Сочинения Иосифа Бродского. Том V | страница 30
Дни обоих, впрочем, были бы сочтены, если бы власти предержащие обнаружили «Реквием», цикл стихотворений, описывающих удел женщины, чей сын арестован, женщины, которая часами простаивает у стен тюрьмы с передачей и обивает пороги инстанций, пытаясь узнать о его участи. На этот раз стихотворения действительно были автобиографическими, однако сила «Реквиема» состоит в том, что подобная биография была слишком типичной. «Реквием» оплакивает плакальщиц: матерей, потерявших детей, жен, обреченных на вдовство, порой тех и других, как в случае с автором. Это трагедия, где хор погибает раньше героя.
Степень сострадания, пронизывающего многоголосье этого реквиема, может быть объяснена только православной верой автора; степень же понимания и всепрощения, наполняющая эти стихи пронзительным, почти непереносимым лиризмом, — уникальностью ее сердца, ее «я», и тем, как ощущает это «я» свое Время. Никакое вероучение не позволило бы понять, ни тем более простить, ни даже просто пережить это двойное вдовство от руки государства, судьбу сына и сорок лет замалчивания и остракизма. Анна Горенко с этим бы не справилась. Анна Ахматова выдержала, словно заранее знала, выбирая псевдоним, что ему предстоит самостоятельное существование.
В определенные периоды истории поэзия — и только она — оказывается способной иметь дело с действительностью, придавая ей форму, позволяющую ее осознать и удержать в сознании. В этом смысле вся нация взяла псевдоним Ахматовой — что объясняет ее популярность и, что более существенно, позволило ей не только говорить от имени всей нации, но и сообщить нации нечто, о чем та не имела представления. Она была, в сущности, поэтом человеческих связей: лелеемых, интенсивных, прерванных. Она продемонстрировала их эволюцию — сначала через призму индивидуальной души, затем через призму истории, которая выпала на долю ее и ее народа. Этим, похоже, возможности оптики и исчерпываются.

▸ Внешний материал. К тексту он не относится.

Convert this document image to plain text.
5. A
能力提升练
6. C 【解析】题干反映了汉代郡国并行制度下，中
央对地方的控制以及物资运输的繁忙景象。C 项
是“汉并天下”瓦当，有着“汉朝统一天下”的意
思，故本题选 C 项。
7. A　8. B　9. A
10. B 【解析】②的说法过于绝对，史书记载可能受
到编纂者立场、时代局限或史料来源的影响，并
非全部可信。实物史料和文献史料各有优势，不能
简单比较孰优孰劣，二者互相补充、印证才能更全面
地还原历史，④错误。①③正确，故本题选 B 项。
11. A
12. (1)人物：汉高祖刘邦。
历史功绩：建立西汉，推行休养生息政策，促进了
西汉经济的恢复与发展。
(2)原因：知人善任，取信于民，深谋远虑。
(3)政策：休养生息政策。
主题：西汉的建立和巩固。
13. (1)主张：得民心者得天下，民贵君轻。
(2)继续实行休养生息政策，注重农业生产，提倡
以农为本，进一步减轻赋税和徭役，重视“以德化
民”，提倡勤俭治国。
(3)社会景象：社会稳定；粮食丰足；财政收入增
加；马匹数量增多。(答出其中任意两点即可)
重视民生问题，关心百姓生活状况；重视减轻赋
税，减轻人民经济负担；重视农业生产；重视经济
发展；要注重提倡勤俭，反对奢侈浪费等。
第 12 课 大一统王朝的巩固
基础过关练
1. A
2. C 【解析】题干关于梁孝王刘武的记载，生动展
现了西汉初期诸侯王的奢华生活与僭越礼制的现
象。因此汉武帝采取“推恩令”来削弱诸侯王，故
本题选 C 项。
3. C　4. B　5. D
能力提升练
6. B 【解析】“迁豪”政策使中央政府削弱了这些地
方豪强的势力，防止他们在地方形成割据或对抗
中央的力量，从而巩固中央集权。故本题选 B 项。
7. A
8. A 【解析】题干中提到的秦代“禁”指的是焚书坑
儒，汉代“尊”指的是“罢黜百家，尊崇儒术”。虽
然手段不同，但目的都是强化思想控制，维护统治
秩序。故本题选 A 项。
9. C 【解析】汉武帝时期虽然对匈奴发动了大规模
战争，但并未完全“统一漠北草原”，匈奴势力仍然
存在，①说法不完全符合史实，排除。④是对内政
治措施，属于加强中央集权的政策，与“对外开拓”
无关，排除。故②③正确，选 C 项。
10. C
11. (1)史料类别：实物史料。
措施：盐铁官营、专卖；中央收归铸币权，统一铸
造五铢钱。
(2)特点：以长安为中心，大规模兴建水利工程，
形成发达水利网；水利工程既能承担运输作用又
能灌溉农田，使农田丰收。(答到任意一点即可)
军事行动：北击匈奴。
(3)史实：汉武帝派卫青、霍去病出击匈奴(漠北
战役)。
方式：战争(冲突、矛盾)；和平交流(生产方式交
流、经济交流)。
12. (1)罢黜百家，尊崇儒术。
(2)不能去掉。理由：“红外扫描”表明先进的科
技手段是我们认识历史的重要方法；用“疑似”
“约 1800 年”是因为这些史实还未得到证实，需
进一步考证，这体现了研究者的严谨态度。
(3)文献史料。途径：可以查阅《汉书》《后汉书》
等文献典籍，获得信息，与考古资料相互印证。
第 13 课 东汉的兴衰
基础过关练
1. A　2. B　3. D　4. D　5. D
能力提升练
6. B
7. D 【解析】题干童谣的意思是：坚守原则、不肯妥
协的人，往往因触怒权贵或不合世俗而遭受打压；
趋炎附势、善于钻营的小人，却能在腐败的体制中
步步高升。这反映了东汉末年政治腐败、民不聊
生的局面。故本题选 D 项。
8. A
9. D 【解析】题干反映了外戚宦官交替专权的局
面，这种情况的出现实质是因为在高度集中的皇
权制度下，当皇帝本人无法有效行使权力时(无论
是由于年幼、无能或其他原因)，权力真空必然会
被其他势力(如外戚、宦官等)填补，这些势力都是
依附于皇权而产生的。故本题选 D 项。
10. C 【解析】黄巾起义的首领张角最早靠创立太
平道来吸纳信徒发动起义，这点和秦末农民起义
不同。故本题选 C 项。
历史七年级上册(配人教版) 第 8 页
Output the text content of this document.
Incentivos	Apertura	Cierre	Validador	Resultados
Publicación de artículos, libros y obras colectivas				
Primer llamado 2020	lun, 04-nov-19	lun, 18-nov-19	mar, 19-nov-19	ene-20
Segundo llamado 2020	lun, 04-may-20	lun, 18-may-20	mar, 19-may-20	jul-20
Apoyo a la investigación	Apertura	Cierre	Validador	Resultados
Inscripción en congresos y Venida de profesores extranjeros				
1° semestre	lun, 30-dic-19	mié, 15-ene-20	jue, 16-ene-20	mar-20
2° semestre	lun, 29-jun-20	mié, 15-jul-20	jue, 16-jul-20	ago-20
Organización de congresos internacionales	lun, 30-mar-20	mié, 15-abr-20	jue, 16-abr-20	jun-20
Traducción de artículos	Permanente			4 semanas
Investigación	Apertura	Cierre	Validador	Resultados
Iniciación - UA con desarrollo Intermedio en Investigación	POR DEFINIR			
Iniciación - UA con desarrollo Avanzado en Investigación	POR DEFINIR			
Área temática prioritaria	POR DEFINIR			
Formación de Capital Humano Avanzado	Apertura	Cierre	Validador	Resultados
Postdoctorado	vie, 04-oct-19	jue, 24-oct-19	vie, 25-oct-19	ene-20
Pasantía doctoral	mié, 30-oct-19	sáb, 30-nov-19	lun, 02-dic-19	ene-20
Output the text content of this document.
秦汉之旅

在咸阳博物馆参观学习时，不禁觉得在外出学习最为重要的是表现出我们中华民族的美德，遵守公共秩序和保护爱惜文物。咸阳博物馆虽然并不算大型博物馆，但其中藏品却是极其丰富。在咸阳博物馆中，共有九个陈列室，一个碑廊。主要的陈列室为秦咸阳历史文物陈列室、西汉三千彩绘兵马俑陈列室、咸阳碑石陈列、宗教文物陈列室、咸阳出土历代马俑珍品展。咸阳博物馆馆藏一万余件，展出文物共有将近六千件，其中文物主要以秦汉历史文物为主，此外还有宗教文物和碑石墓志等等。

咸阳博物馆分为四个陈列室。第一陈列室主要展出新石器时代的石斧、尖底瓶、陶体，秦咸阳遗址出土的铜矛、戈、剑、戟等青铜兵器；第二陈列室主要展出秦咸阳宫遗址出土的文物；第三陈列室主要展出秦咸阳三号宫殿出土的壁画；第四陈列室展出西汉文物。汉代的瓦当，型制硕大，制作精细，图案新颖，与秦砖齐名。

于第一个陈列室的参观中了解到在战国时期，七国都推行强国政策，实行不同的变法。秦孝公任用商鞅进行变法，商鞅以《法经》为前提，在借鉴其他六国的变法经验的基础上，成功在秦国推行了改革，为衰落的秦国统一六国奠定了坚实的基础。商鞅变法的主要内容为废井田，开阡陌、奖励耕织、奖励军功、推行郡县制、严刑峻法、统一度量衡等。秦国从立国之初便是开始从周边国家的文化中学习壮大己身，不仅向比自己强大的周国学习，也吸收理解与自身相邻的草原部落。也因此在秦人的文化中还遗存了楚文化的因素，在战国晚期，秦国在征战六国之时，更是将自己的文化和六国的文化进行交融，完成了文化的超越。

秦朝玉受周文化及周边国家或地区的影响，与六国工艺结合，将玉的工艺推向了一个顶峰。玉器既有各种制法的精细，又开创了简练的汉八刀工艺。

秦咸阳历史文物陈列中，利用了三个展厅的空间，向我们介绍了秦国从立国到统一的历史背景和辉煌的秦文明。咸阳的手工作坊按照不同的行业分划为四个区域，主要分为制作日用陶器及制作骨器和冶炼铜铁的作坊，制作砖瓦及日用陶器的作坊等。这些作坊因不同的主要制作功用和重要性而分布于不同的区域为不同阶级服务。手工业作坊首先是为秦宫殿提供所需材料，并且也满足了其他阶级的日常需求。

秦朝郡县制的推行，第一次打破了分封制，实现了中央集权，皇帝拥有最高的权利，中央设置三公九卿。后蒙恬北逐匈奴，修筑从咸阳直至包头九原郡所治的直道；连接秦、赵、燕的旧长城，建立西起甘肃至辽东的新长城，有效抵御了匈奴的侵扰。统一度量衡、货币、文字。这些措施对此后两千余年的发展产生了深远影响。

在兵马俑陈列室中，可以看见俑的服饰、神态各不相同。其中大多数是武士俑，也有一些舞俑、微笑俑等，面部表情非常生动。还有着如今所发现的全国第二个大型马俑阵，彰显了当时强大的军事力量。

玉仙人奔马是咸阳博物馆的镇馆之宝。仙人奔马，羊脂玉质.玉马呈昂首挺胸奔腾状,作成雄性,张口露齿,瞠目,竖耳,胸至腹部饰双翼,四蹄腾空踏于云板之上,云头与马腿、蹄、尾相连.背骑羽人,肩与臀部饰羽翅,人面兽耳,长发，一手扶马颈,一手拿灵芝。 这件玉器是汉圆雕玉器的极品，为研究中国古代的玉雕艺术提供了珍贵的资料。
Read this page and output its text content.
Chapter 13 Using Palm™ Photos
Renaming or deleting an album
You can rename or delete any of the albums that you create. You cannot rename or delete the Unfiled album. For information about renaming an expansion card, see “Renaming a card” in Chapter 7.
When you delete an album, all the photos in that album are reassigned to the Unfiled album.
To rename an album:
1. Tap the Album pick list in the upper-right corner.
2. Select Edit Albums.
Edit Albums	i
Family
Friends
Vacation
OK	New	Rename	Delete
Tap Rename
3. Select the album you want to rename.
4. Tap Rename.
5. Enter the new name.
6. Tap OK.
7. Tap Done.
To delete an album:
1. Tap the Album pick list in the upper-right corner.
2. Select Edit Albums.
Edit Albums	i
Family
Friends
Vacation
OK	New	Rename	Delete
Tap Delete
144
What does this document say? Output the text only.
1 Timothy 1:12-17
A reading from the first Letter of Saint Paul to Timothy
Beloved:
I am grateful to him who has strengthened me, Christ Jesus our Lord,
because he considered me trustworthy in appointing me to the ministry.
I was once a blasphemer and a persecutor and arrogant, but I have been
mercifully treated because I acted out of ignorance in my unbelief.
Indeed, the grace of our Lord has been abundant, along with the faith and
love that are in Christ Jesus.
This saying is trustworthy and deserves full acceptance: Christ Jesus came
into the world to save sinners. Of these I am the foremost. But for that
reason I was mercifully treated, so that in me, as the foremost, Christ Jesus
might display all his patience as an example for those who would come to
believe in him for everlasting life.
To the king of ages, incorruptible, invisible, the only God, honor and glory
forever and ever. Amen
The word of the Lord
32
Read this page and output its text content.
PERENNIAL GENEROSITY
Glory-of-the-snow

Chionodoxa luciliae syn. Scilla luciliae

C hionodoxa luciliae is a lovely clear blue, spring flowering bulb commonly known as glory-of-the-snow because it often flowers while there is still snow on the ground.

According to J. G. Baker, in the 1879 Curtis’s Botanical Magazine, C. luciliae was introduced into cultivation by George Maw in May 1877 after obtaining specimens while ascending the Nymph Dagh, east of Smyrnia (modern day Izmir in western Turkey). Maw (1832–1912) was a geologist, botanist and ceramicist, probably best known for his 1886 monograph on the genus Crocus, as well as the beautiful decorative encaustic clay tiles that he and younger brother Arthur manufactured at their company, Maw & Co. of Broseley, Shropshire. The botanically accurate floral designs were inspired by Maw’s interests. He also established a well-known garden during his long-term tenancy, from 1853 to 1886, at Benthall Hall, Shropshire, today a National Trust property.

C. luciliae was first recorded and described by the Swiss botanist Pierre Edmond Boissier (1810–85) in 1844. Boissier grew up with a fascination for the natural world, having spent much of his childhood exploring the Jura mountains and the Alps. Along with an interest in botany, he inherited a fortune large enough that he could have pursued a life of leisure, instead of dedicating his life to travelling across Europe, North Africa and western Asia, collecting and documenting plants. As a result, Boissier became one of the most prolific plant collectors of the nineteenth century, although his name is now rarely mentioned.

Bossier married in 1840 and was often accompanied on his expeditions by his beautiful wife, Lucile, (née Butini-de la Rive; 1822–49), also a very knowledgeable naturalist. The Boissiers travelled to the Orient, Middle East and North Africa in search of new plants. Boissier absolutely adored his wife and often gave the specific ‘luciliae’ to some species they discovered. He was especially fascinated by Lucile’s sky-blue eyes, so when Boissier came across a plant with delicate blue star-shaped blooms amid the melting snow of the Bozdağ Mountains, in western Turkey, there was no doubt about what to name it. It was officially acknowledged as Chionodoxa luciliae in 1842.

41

Совмещение этих перспектив в четкий фокус осуществлялось посредством просодии, которая, по сути дела, есть хранилище времени в языке. Отсюда, кстати, ахматовская способность прощать, ибо прощение не есть добродетель, постулируемая верой, но свойство времени как в повседневном, так и в метафизическом смысле. Потому ее стихам и суждено было выжить, опубликованным или нет: благодаря просодии, благодаря тому, что они заряжены временем — в обоих означенных смыслах. Им суждено выжить потому, что язык старше, чем государство, и потому, что просодия всегда переживает историю. В принципе, просодия едва ли нуждается в истории; в ком она нуждается, так это в поэте. Анна Ахматова им и была.